Nachbarn Drei Jahre später zog sie mit ihrem Mann und zwei Kindern ins benachbarte Dorf Kfar Veradim. Der 800 Meter hoch gelegene Ort hat 1.500 Einwohner. Jeder nördlich von Haifa lebende Israeli kennt ihn – wegen der Felsmassive und der Schönheit des Ausblicks über weite Bergkuppen. Am Leben in Kfar Veradim schätzt Shilo, dass Juden und Araber hier die meiste Zeit entspannt nebeneinander leben und die Politik wenig eindringen lassen in ihr nachbarschaftliches Verhältnis. Mehrere Jahre lang hat sie in einer gemischten Gruppe die Bibel und den Koran gelesen, fünfzehn Jahre lang selbst geschriebene Kindergeschichten in Schulen und Gemeindezentren vorgelesen. Danach spielten die Drei- bis Achtjährigen die Geschichten mit Puppen nach. Die Nachfrage war groß, Shilo schick-te zuletzt vierzehn Helfer mit ihren Ge-schichten, die auch ins Arabische übersetzt wurden, durch ganz Galiläa.
zuspruch Die Arbeit an Zwerge kommen hier keine hat der pädagogischen Arbeit ein vorläufiges Ende bereitet. Jetzt sind es Erwachsene, die Shilo am Telefon oder in Briefen mitteilen, was ihnen die Geschichten der Witwe Simona und ihrer einsamen Kinder bedeuten. Sara Shilo freut sich sichtlich darüber, dass ihr Roman das Leben der Leser oft unmittelbar berührt. Sie erzählt von einer Putzfrau, die das Buch einem Krankenhausarzt, dessen Stationsräume sie säuberte, mit den Worten überreichte: »Wenn Sie das lesen, wissen Sie, was mir seit dreißig Jahren durch den Kopf geht und was ich nicht herausbringe.« Solche Reaktionen geben ihr Kraft für den Alltag mit ihrem Mann. Er erkrankte mit vierzehn Jahren zum ersten Mal an Krebs und heilte aus eigener Kraft fünf Rückfälle. Jetzt hilft er Leidensgenossen. An der Wand im Wohnzimmer steht eine ausklappbare Pritsche, auf der Shilos Mann Patienten physiotherapeutisch behandelt und ihnen spirituelle Kraft für den Kampf mit dem Krebs gibt.
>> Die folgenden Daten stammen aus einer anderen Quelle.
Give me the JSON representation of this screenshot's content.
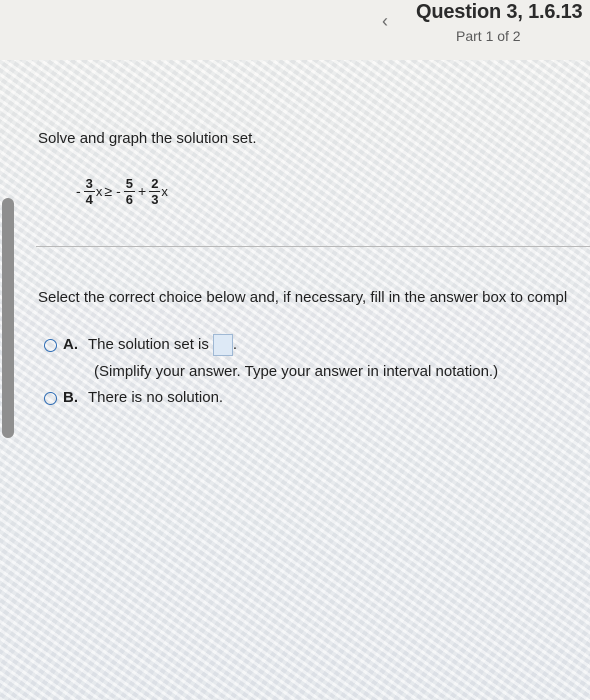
{
  "header": {
    "back_glyph": "‹",
    "title": "Question 3, 1.6.13",
    "part": "Part 1 of 2"
  },
  "question": {
    "prompt": "Solve and graph the solution set.",
    "inequality": {
      "lhs_sign": "-",
      "lhs_num": "3",
      "lhs_den": "4",
      "lhs_var": "x",
      "relation": "≥",
      "rhs1_sign": "-",
      "rhs1_num": "5",
      "rhs1_den": "6",
      "plus": "+",
      "rhs2_num": "2",
      "rhs2_den": "3",
      "rhs2_var": "x"
    },
    "instruction": "Select the correct choice below and, if necessary, fill in the answer box to compl"
  },
  "choices": [
    {
      "letter": "A.",
      "text": "The solution set is",
      "after_box": ".",
      "hint": "(Simplify your answer. Type your answer in interval notation.)",
      "answer_value": ""
    },
    {
      "letter": "B.",
      "text": "There is no solution."
    }
  ],
  "colors": {
    "radio_border": "#2f6db5",
    "answer_box_fill": "#dde9f6"
  }
}
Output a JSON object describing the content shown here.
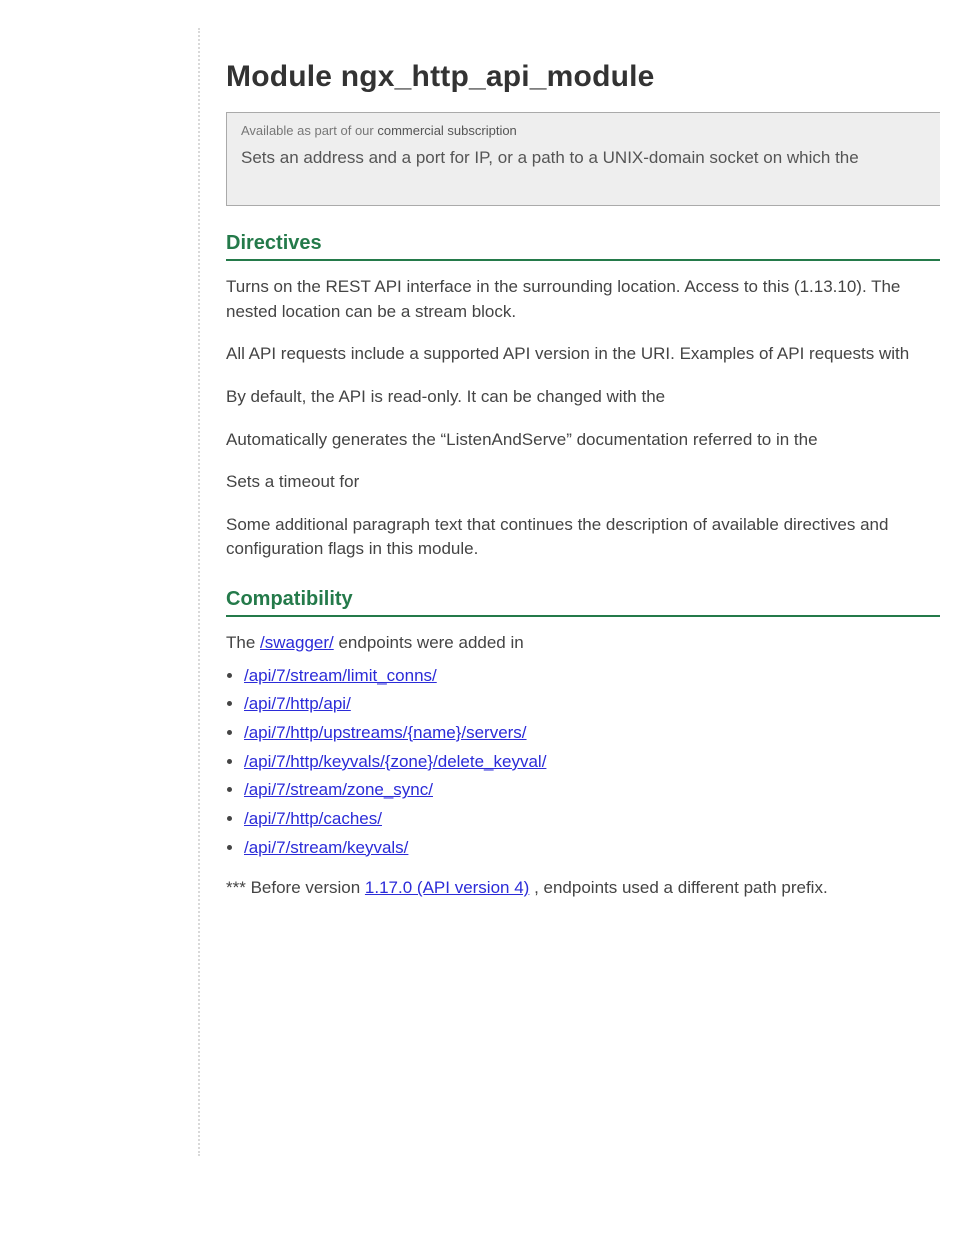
{
  "title": "Module ngx_http_api_module",
  "box": {
    "field_label": "Available as part of our",
    "field_value": "commercial subscription",
    "lead": "Sets an address and a port for IP, or a path to a UNIX-domain socket on which the"
  },
  "sections": [
    {
      "heading": "Directives",
      "paragraphs": [
        "Turns on the REST API interface in the surrounding location. Access to this (1.13.10). The nested location can be a stream block.",
        "All API requests include a supported API version in the URI. Examples of API requests with",
        "By default, the API is read-only. It can be changed with the",
        "Automatically generates the “ListenAndServe” documentation referred to in the",
        "Sets a timeout for",
        "Some additional paragraph text that continues the description of available directives and configuration flags in this module."
      ]
    },
    {
      "heading": "Compatibility",
      "intro_prefix": "The",
      "intro_link": "/swagger/",
      "intro_suffix": "endpoints were added in",
      "links": [
        "/api/7/stream/limit_conns/",
        "/api/7/http/api/",
        "/api/7/http/upstreams/{name}/servers/",
        "/api/7/http/keyvals/{zone}/delete_keyval/",
        "/api/7/stream/zone_sync/",
        "/api/7/http/caches/",
        "/api/7/stream/keyvals/"
      ],
      "footnote_prefix": "*** Before version",
      "footnote_link": "1.17.0 (API version 4)",
      "footnote_suffix": ", endpoints used a different path prefix."
    }
  ]
}
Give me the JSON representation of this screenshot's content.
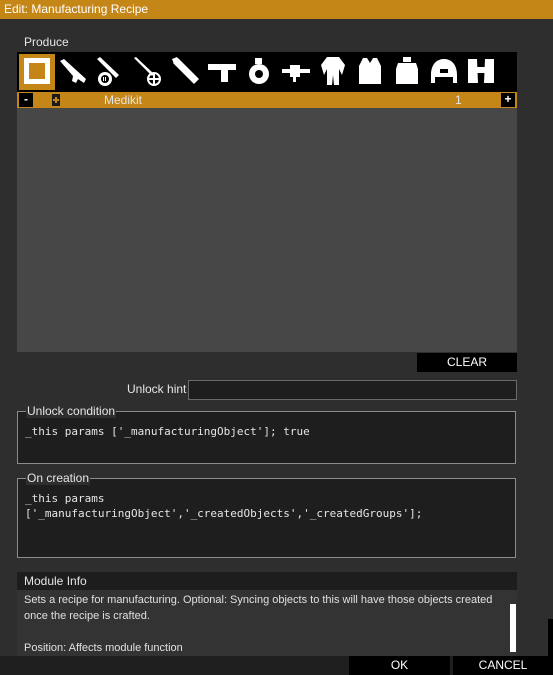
{
  "window": {
    "title": "Edit: Manufacturing Recipe"
  },
  "produce": {
    "label": "Produce",
    "categories": [
      {
        "icon": "crate-icon",
        "active": true
      },
      {
        "icon": "rifle-icon"
      },
      {
        "icon": "machine-gun-icon"
      },
      {
        "icon": "sniper-rifle-icon"
      },
      {
        "icon": "launcher-icon"
      },
      {
        "icon": "pistol-icon"
      },
      {
        "icon": "grenade-icon"
      },
      {
        "icon": "attachment-icon"
      },
      {
        "icon": "uniform-icon"
      },
      {
        "icon": "vest-icon"
      },
      {
        "icon": "backpack-icon"
      },
      {
        "icon": "helmet-icon"
      },
      {
        "icon": "binoculars-icon"
      }
    ],
    "item": {
      "minus": "-",
      "icon": "medikit-icon",
      "name": "Medikit",
      "count": "1",
      "plus": "+"
    },
    "clear_label": "CLEAR"
  },
  "unlock_hint": {
    "label": "Unlock hint",
    "value": ""
  },
  "unlock_condition": {
    "legend": "Unlock condition",
    "code": "_this params ['_manufacturingObject']; true"
  },
  "on_creation": {
    "legend": "On creation",
    "code": "_this params\n['_manufacturingObject','_createdObjects','_createdGroups'];"
  },
  "module_info": {
    "title": "Module Info",
    "text1": "Sets a recipe for manufacturing. Optional: Syncing objects to this will have those objects created once the recipe is crafted.",
    "text2": "Position: Affects module function"
  },
  "footer": {
    "ok_label": "OK",
    "cancel_label": "CANCEL"
  }
}
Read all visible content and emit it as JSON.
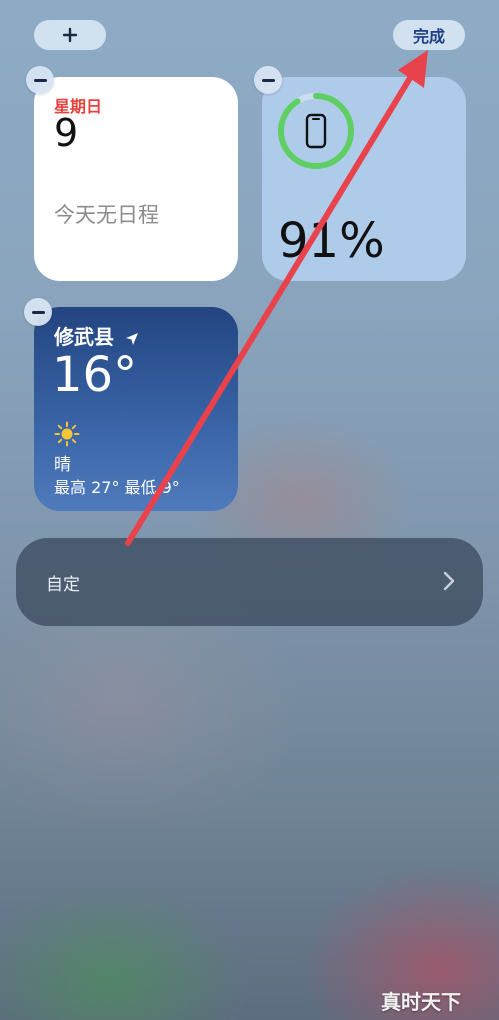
{
  "top_bar": {
    "add_label": "+",
    "done_label": "完成"
  },
  "calendar_widget": {
    "weekday": "星期日",
    "day": "9",
    "empty_text": "今天无日程"
  },
  "battery_widget": {
    "percent": "91%",
    "level": 0.91,
    "ring_color": "#5fcf65"
  },
  "weather_widget": {
    "city": "修武县",
    "temperature": "16°",
    "condition": "晴",
    "high_low": "最高 27° 最低 9°"
  },
  "customize_bar": {
    "label": "自定"
  },
  "watermark": {
    "text": "真时天下"
  },
  "colors": {
    "annotation_arrow": "#e8424c",
    "accent_red": "#e5433b"
  }
}
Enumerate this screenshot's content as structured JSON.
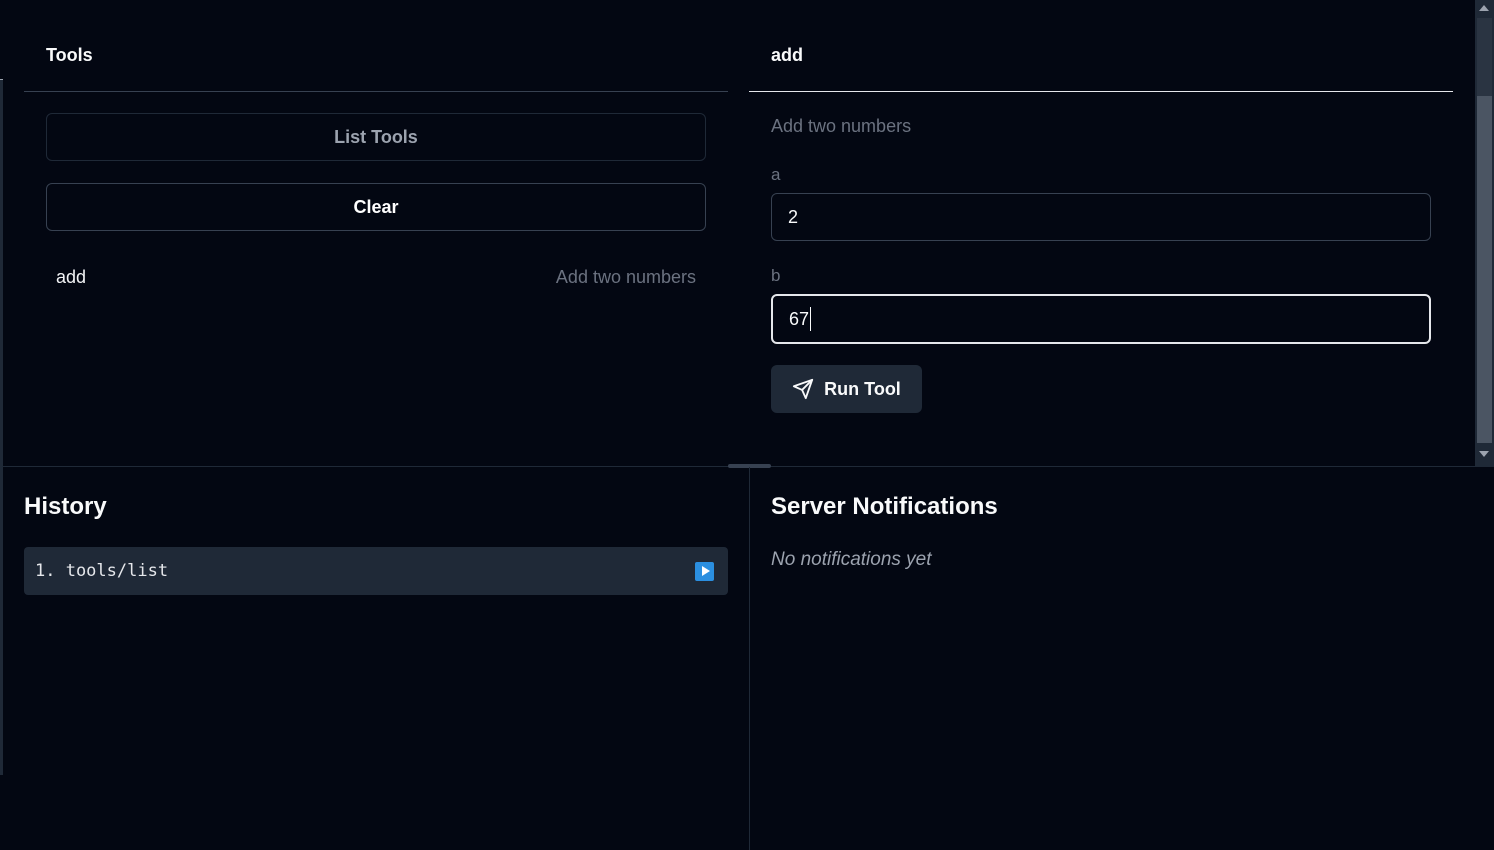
{
  "tools_panel": {
    "title": "Tools",
    "list_button": "List Tools",
    "clear_button": "Clear",
    "tools": [
      {
        "name": "add",
        "description": "Add two numbers"
      }
    ]
  },
  "tool_detail": {
    "title": "add",
    "description": "Add two numbers",
    "params": [
      {
        "label": "a",
        "value": "2"
      },
      {
        "label": "b",
        "value": "67"
      }
    ],
    "run_button": "Run Tool"
  },
  "history": {
    "title": "History",
    "items": [
      {
        "label": "1. tools/list"
      }
    ]
  },
  "notifications": {
    "title": "Server Notifications",
    "empty_text": "No notifications yet"
  },
  "colors": {
    "background": "#030712",
    "surface": "#1f2937",
    "muted_text": "#6b7280",
    "accent_play": "#2b8fe0"
  },
  "icons": {
    "run": "send-icon",
    "history_action": "play-icon"
  }
}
Sara Shilo sitzt derweil an ihrem neuen Roman. Doch darüber will sie jetzt nicht sprechen. Stattdessen klappt sie ihr Handy auf und zeigt ein Foto ihres ersten, Ende Dezember 2009 geborenen Enkelkindes, erzählt, dass sie sich über sich selbst gewundert hat, wie sie um das Neugeborene herumsprang und es ständig knipste. Für diese Erfolgsautorin gibt es Wichtigeres als ihr nächstes Buch.